A Special Night with Collective Soul at the Basie
Ed Roland - Collective Soul
There are nights when everything just lines up, and then there are nights like this one, where you realize halfway through, you’re witnessing something that will stick with you for a long time.
At a packed Count Basie Center for the Arts, right in the middle of its 100th anniversary year, Collective Soul delivered exactly that kind of show.
As a photographer, you get used to rhythm. Set times, lighting cues, the predictable arc of a night. This one threw a curve right out of the gate. Expecting an 8:00 sharp start, we instead got a stripped-down and surprisingly engaging opener from Jay Psaros, a two-piece setup with acoustic guitar and upright bass that quietly won over the early crowd, a perfect appetizer that set the tone for what was coming.
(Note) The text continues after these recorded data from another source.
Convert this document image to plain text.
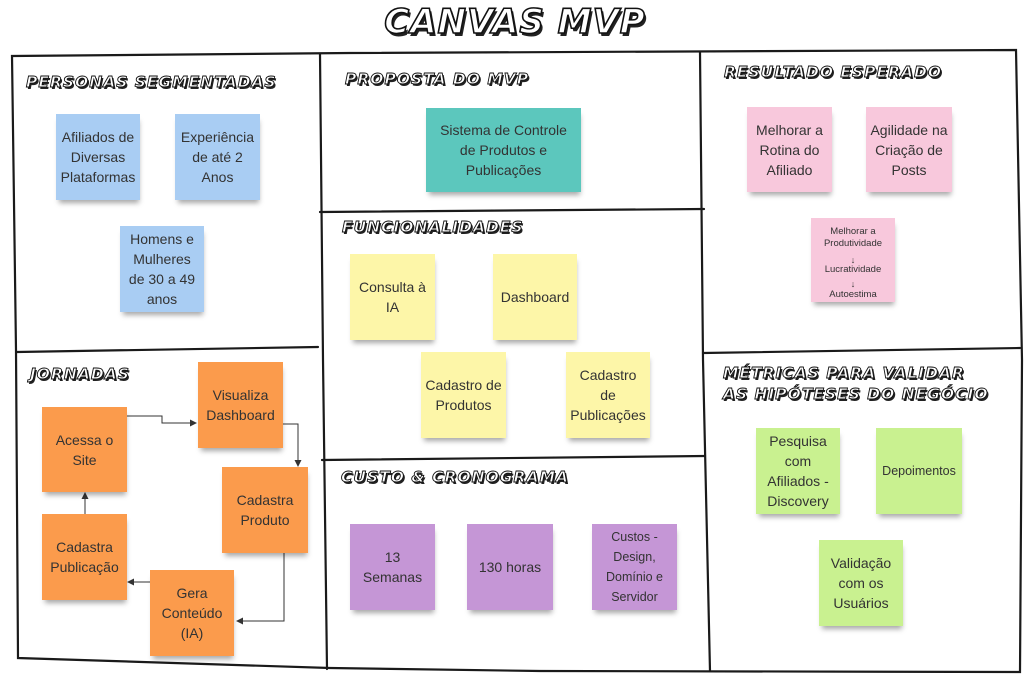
CANVAS MVP
PERSONAS SEGMENTADAS	PROPOSTA DO MVP	RESULTADO ESPERADO
FUNCIONALIDADES
JORNADAS	MÉTRICAS PARA VALIDAR
AS HIPÓTESES DO NEGÓCIO
CUSTO & CRONOGRAMA
Afiliados de Diversas Plataformas
Experiência de até 2 Anos
Homens e Mulheres de 30 a 49 anos
Sistema de Controle de Produtos e Publicações
Melhorar a Rotina do Afiliado
Agilidade na Criação de Posts
Melhorar a Produtividade
↓
Lucratividade
↓
Autoestima
Consulta à IA
Dashboard
Cadastro de Produtos
Cadastro de Publicações
Acessa o Site
Visualiza Dashboard
Cadastra Produto
Gera Conteúdo (IA)
Cadastra Publicação
Pesquisa com Afiliados - Discovery
Depoimentos
Validação com os Usuários
13 Semanas
130 horas
Custos - Design, Domínio e Servidor
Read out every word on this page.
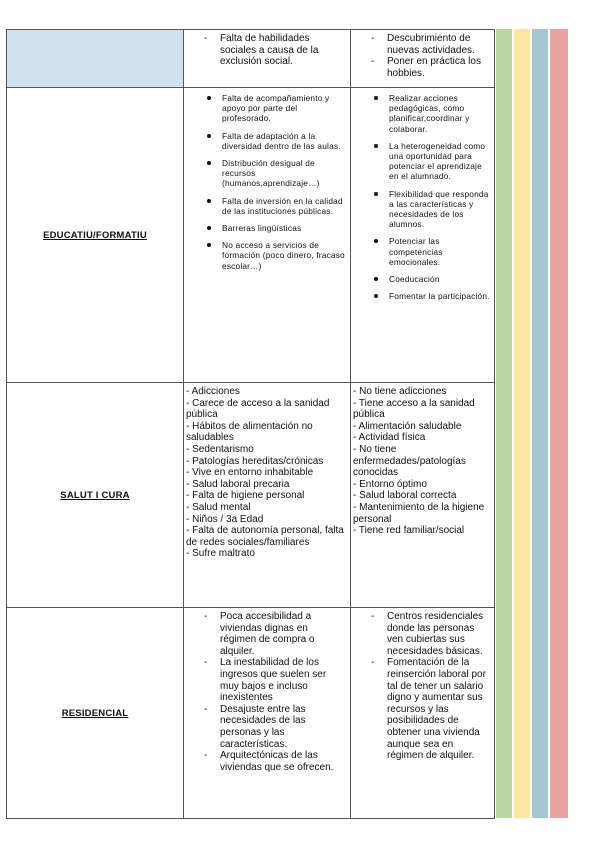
- Falta de habilidades sociales a causa de la exclusión social.
- Descubrimiento de nuevas actividades.
- Poner en práctica los hobbies.
EDUCATIU/FORMATIU
Falta de acompañamiento y apoyo por parte del profesorado.
Falta de adaptación a la diversidad dentro de las aulas.
Distribución desigual de recursos (humanos,aprendizaje…)
Falta de inversión en la calidad de las instituciones públicas.
Barreras lingüísticas
No acceso a servicios de formación (poco dinero, fracaso escolar…)
Realizar acciones pedagógicas, como planificar,coordinar y colaborar.
La heterogeneidad como una oportunidad para potenciar el aprendizaje en el alumnado.
Flexibilidad que responda a las características y necesidades de los alumnos.
Potenciar las competencias emocionales.
Coeducación
Fomentar la participación.
SALUT I CURA
- Adicciones
- Carece de acceso a la sanidad pública
- Hábitos de alimentación no saludables
- Sedentarismo
- Patologías hereditas/crónicas
- Vive en entorno inhabitable
- Salud laboral precaria
- Falta de higiene personal
- Salud mental
- Niños / 3a Edad
- Falta de autonomía personal, falta de redes sociales/familiares
- Sufre maltrato
- No tiene adicciones
- Tiene acceso a la sanidad pública
- Alimentación saludable
- Actividad física
- No tiene enfermedades/patologías conocidas
- Entorno óptimo
- Salud laboral correcta
- Mantenimiento de la higiene personal
- Tiene red familiar/social
RESIDENCIAL
- Poca accesibilidad a viviendas dignas en régimen de compra o alquiler.
- La inestabilidad de los ingresos que suelen ser muy bajos e incluso inexistentes
- Desajuste entre las necesidades de las personas y las características.
- Arquitectónicas de las viviendas que se ofrecen.
- Centros residenciales donde las personas ven cubiertas sus necesidades básicas.
- Fomentación de la reinserción laboral por tal de tener un salario digno y aumentar sus recursos y las posibilidades de obtener una vivienda aunque sea en régimen de alquiler.
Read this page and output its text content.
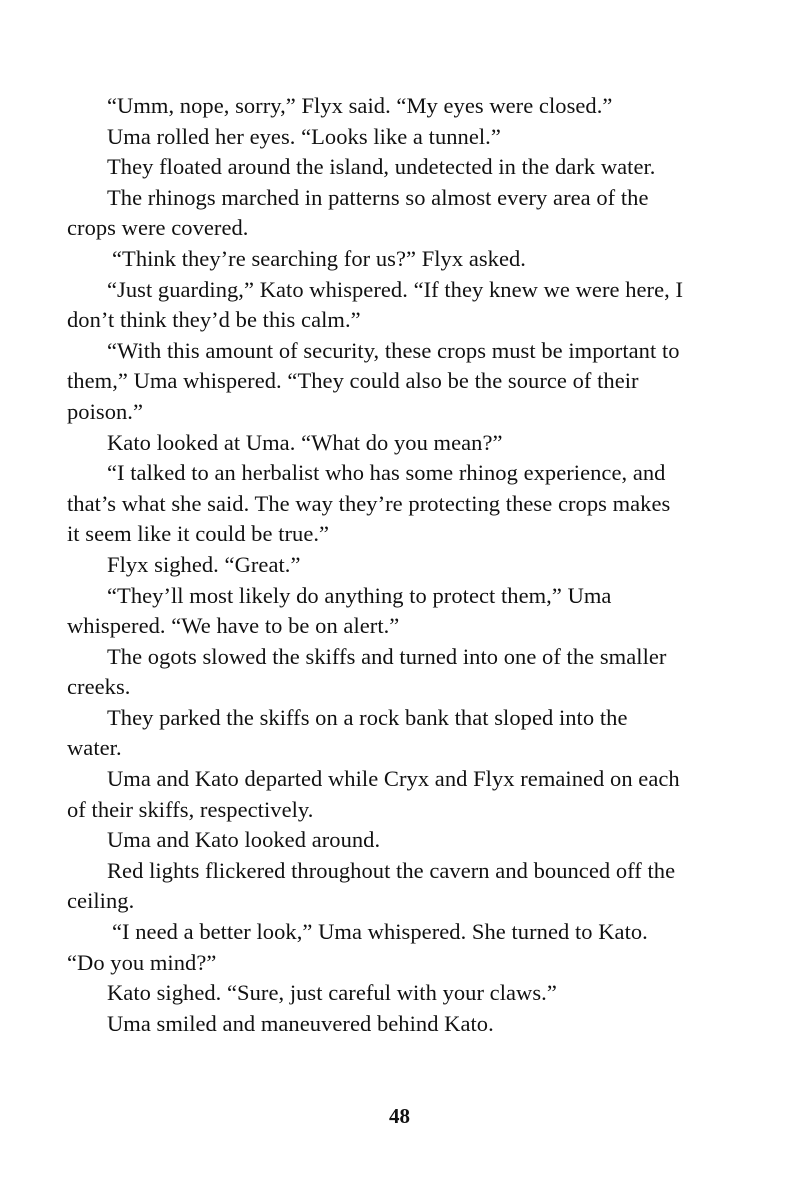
“Umm, nope, sorry,” Flyx said. “My eyes were closed.”

Uma rolled her eyes. “Looks like a tunnel.”

They floated around the island, undetected in the dark water.

The rhinogs marched in patterns so almost every area of the crops were covered.

“Think they’re searching for us?” Flyx asked.

“Just guarding,” Kato whispered. “If they knew we were here, I don’t think they’d be this calm.”

“With this amount of security, these crops must be important to them,” Uma whispered. “They could also be the source of their poison.”

Kato looked at Uma. “What do you mean?”

“I talked to an herbalist who has some rhinog experience, and that’s what she said. The way they’re protecting these crops makes it seem like it could be true.”

Flyx sighed. “Great.”

“They’ll most likely do anything to protect them,” Uma whispered. “We have to be on alert.”

The ogots slowed the skiffs and turned into one of the smaller creeks.

They parked the skiffs on a rock bank that sloped into the water.

Uma and Kato departed while Cryx and Flyx remained on each of their skiffs, respectively.

Uma and Kato looked around.

Red lights flickered throughout the cavern and bounced off the ceiling.

“I need a better look,” Uma whispered. She turned to Kato. “Do you mind?”

Kato sighed. “Sure, just careful with your claws.”

Uma smiled and maneuvered behind Kato.

48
When Collective Soul finally took the stage, they did not ease in. The band huddled tight around the drum riser for a brief moment, like a team about to take the field, then broke into “Counting the Days” with immediate intent. Ed Roland was front and center from the jump, playing to and with the crowd and pushing the energy in the room into overdrive within minutes. From the pit, you could feel it shift fast. This was not going to be a slow build kind of night.
Roland kept things loose and conversational. At one point, a shout from the crowd about a birthday turned into a full-on, room-wide “Happy Birthday,” with Roland swinging the mic stand outward and letting the audience take over. It was one of those unscripted moments that remind you why live music still matters.
David Bryan- Keyboard Player, Bon Jovi
Midway through, after a soaring “The World I Know,” things shifted again. A familiar face had been lingering side stage, and soon enough, David Bryan was welcomed out. What followed, his turn on keys for “December,” was electric, the kind of moment you do not expect and will not see the same way twice.
The night closed the right way, with every member of the band lined across the front of the stage, high-fiving fans, tossing picks and setlists, and soaking it all in.
Three decades in, Collective Soul still plays with purpose. On a night built on history at the Basie, they did not just celebrate it, they added a new chapter.